56. The method of claim 55, wherein the phage is selected from the group of phages with tail.

57. The method of claim 56, wherein the phage is selected from a group comprising Myoviridae, Podoviridae or Siphoviridae.

58. The method according to any one of claims 55 to 57, wherein the phage is a bacteriophage specific for Escherichia coli.

59. The method of claim 53, wherein the virus is selected from the group of viruses with single-stranded DNA (ssDNA viruses).

60. The method according to any one of claims 55 to 59, wherein the virus system is a lytic phage.

61. The method of claim 60, wherein the lytic phage has an icosahedral capsid.

62. The method of claim 60 or 61, wherein the lytic phage is a λ phage, a T3 phage, a T4 phage or a T7 phage.

63. Support on which a surface is applied, which is characterized in that it is polymer-free and comprises compounds (anchor molecules) to which covalently bound affinity ligands, and where bound to the affinity ligands are viruses which use peptides or proteins as specific interaction partners of the Present affinity ligands on their surface.

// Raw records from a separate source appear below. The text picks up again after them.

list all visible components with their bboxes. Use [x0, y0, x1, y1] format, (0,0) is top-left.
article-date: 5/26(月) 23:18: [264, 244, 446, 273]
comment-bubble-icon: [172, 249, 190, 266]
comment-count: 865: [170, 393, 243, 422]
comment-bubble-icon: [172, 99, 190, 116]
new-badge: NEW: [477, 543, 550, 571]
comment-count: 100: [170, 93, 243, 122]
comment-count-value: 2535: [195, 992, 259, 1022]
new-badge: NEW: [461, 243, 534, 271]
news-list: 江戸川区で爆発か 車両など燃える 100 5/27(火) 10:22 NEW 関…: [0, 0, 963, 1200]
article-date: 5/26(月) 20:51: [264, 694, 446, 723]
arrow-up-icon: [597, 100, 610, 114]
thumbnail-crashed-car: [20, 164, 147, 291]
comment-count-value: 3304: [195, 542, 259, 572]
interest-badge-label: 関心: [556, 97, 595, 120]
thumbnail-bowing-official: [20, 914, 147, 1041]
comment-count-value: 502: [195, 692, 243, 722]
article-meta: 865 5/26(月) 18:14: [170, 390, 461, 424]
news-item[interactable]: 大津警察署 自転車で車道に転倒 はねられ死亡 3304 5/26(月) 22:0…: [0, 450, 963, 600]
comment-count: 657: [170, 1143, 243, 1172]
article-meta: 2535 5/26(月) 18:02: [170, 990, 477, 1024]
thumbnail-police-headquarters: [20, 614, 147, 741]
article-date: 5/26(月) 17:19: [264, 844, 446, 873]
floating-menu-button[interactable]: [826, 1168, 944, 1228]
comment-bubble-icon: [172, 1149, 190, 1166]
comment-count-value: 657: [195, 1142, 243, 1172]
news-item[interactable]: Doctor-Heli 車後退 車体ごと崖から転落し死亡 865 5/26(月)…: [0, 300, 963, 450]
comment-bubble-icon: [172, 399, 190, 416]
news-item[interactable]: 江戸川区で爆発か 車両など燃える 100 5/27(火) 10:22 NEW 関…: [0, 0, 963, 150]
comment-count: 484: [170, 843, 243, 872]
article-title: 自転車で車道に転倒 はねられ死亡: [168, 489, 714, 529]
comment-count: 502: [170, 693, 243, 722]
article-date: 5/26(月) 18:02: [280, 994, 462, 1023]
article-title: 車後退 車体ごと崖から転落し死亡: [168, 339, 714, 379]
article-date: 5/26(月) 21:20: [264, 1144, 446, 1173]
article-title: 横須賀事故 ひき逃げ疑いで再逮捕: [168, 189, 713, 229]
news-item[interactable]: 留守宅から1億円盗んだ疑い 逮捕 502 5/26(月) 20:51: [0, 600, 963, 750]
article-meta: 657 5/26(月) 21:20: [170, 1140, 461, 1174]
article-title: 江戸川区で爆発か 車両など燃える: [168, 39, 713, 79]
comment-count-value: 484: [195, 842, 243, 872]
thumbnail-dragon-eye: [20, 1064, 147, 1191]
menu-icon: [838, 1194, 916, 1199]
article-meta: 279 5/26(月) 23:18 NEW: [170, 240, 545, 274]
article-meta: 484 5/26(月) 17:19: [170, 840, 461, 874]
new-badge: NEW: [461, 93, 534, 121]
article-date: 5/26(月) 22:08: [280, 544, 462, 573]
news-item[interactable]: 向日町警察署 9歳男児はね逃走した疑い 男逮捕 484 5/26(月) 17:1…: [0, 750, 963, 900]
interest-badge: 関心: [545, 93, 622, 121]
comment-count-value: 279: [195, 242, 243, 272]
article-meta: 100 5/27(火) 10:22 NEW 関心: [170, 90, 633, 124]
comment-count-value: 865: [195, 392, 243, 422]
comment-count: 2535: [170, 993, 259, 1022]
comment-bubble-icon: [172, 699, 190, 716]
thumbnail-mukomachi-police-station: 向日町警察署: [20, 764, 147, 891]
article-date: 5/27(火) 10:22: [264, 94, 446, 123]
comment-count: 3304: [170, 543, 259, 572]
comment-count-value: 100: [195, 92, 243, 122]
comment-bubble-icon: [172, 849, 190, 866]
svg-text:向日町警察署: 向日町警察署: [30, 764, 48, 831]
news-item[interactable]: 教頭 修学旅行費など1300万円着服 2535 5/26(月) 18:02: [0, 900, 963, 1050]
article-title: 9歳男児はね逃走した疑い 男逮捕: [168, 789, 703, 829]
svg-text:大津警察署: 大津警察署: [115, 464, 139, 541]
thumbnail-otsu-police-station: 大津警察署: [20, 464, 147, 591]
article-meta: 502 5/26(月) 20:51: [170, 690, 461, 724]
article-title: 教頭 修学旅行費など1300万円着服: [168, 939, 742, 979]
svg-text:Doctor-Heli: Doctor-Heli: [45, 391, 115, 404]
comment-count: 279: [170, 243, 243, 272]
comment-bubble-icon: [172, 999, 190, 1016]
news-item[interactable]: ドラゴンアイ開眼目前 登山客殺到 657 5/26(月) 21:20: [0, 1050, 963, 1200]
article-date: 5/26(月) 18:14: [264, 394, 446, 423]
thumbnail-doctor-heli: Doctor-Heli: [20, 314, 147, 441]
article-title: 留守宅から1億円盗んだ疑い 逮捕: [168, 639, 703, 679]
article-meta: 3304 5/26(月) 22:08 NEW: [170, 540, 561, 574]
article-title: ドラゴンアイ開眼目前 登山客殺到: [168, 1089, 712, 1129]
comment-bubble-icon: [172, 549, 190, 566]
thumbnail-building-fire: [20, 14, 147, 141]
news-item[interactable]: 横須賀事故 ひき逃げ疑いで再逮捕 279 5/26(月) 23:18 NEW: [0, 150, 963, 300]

64. Carrier according to claim 63, characterized in that the peptide or protein as interaction partner on the surface presenting virus, which is specifically bound to the affinity ligands, is bound to a host.

5. Use of a support on which a surface is applied which is characterized in that it is polymer-free and comprises compounds (anchor molecules) to which covalently bound affinity ligands are used for a process according to one of claims 1 to 62.